The data from HMRC showed 42,700 drawdown plans were opened in the second quarter of 2017 compared to 13,800 annuity sales.
The number of people accessing flexible pension payments has increased by 25 per cent in Q3 2017, compared to the same period in the previous year, reaching 198,000 people.
Some 435,000 payments were made in the quarter, a record number since the taxman started collecting data and an increase of 34 per cent when compared to the third quarter of 2016.
The value of these payments reached £1.6bn in the three months ending in September, which is a small 3 per cent rise from the same period last year.
So far this tax year, the HMRC has registered £3.5bn in 838,000 flexible pension payments, taken by 398,000 individuals.
Stephen Lowe, group communications director at retirement specialist Just Group, the government is running a risk that pension freedoms rules are “exposing thousands of people every month to significant risks”.
He said: “Tens of thousands of people are withdrawing large cash sums and in many cases, all of their pension savings – but worryingly, they are making uninformed decisions which expose them to rogues and con men, as well as unnecessary tax charges.”
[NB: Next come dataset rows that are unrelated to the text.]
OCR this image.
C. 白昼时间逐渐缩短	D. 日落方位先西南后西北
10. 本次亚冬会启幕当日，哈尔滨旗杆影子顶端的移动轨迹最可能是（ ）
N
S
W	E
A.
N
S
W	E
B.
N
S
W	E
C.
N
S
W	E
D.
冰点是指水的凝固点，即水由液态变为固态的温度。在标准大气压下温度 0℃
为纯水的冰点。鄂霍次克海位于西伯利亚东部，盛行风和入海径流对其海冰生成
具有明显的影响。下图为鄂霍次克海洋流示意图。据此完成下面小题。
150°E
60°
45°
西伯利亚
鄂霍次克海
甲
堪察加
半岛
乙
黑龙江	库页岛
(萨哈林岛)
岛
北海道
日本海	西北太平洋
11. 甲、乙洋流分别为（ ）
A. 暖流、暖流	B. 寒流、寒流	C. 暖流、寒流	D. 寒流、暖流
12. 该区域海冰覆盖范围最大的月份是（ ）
Research published by the Financial Conduct Authority earlier this year found more than one million defined contribution pension pots had been accessed since the reformed were introduced two years ago.
In most cases DC pots accessed were small (64 per cent were less than £30,000) compared with the value of the state pension (worth about £200,000).
More than half (53 per cent) of pots accessed have been fully withdrawn.
But with the introduction of pension freedoms introduced in 2015, savers have been seeking to take advantage of the high transfer values of defined benefit schemes and to move their nest eggs into DC plans, where they can access them through income drawdown.
Rachel Vahey, product technical manager at Nucleus, said the steady increase in the number of times people are dipping into their pension pots "may raise concerns".
She said: “This may lead to the risk many withdraw funds when they have no immediate need of them, unnecessarily paying tax, and investing them in bank accounts or Isas.
“The challenge facing government, regulators, financial advisers and the industry is to help people understand when and how to take their pension savings, and to make good financial decisions to maintain their financial health throughout retirement.”
The Work and Pensions Select Committee is currently investigating whether the pension freedom reforms are working, after launching an inquiry last month.
Nathan Long, senior pension analyst at Hargreaves Lansdown, said HMRC's numbers were no surprise, since keeping a pension “invested whilst drawing either lump sums or a regular income continues to grow in popularity”.
He said these figures show that, on one hand, “pensions have never been more popular as retirees’ craving for control is met”.